O relatório “Falência Hídrica Global: Viver para Além dos Nossos Meios Hidrológicos na Era Pós-Crise” defende que os termos “stress hídrico” e “crise hídrica” já não refletem a realidade atual em muitos locais, onde “danos irreversíveis levaram bacias hidrográficas a um ponto de não recuperação”.
O comunicado da ONU, citado pela Lusa, defende que seja reconhecida formalmente a “falência hídrica global” e apela à redefinição de uma nova agenda global da água.

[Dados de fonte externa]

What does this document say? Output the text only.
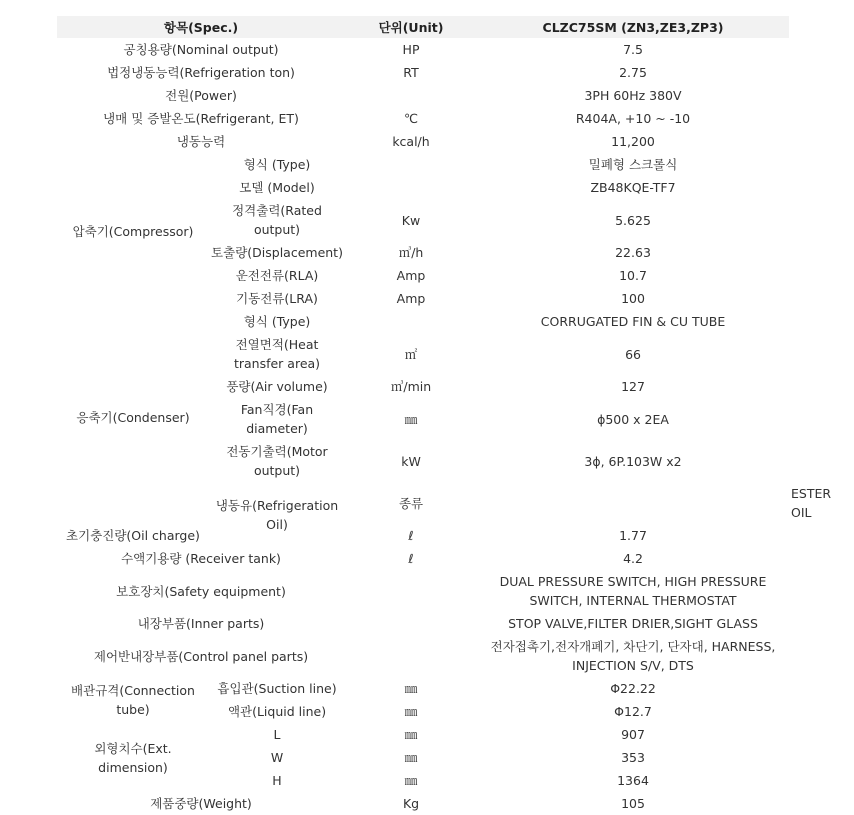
항목(Spec.)		단위(Unit)	CLZC75SM (ZN3,ZE3,ZP3)	
공칭용량(Nominal output)		HP	7.5	
법정냉동능력(Refrigeration ton)		RT	2.75	
전원(Power)			3PH 60Hz 380V	
냉매 및 증발온도(Refrigerant, ET)		℃	R404A, +10 ~ -10	
냉동능력		kcal/h	11,200	
압축기(Compressor)	형식 (Type)		밀폐형 스크롤식	
	모델 (Model)		ZB48KQE-TF7	
	정격출력(Rated output)	Kw	5.625	
	토출량(Displacement)	㎥/h	22.63	
	운전전류(RLA)	Amp	10.7	
	기동전류(LRA)	Amp	100	
응축기(Condenser)	형식 (Type)		CORRUGATED FIN & CU TUBE	
	전열면적(Heat transfer area)	㎡	66	
	풍량(Air volume)	㎥/min	127	
	Fan직경(Fan diameter)	㎜	ϕ500 x 2EA	
	전동기출력(Motor output)	kW	3ϕ, 6P.103W x2	
	냉동유(Refrigeration Oil)	종류		ESTER OIL
초기충진량(Oil charge)		ℓ	1.77	
수액기용량 (Receiver tank)		ℓ	4.2	
보호장치(Safety equipment)			DUAL PRESSURE SWITCH, HIGH PRESSURE SWITCH, INTERNAL THERMOSTAT	
내장부품(Inner parts)			STOP VALVE,FILTER DRIER,SIGHT GLASS	
제어반내장부품(Control panel parts)			전자접촉기,전자개폐기, 차단기, 단자대, HARNESS, INJECTION S/V, DTS	
배관규격(Connection tube)	흡입관(Suction line)	㎜	Φ22.22	
	액관(Liquid line)	㎜	Φ12.7	
외형치수(Ext. dimension)	L	㎜	907	
	W	㎜	353	
	H	㎜	1364	
제품중량(Weight)		Kg	105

“Este relatório revela uma verdade incómoda: muitas regiões estão a viver para além dos seus meios hidrológicos e muitos sistemas hídricos críticos já estão falidos”, afirma o autor principal, Kaveh Madani, diretor do Instituto de Água, Ambiente e Saúde da Universidade das Nações Unidas (UNU-INWEH), citado no comunicado.
“Muitas sociedades não só ultrapassaram os limites do seu ‘rendimento’ anual de água renovável proveniente de rios, solos e neve, como também esgotaram as ‘reservas’ de longo prazo em aquíferos, glaciares, zonas húmidas e outros reservatórios naturais”, refere o estudo, divulgado antes de uma reunião de alto nível no início da próxima semana em Dakar, no Senegal, para preparar a Conferência da ONU sobre a Água de 2026, marcada para dezembro.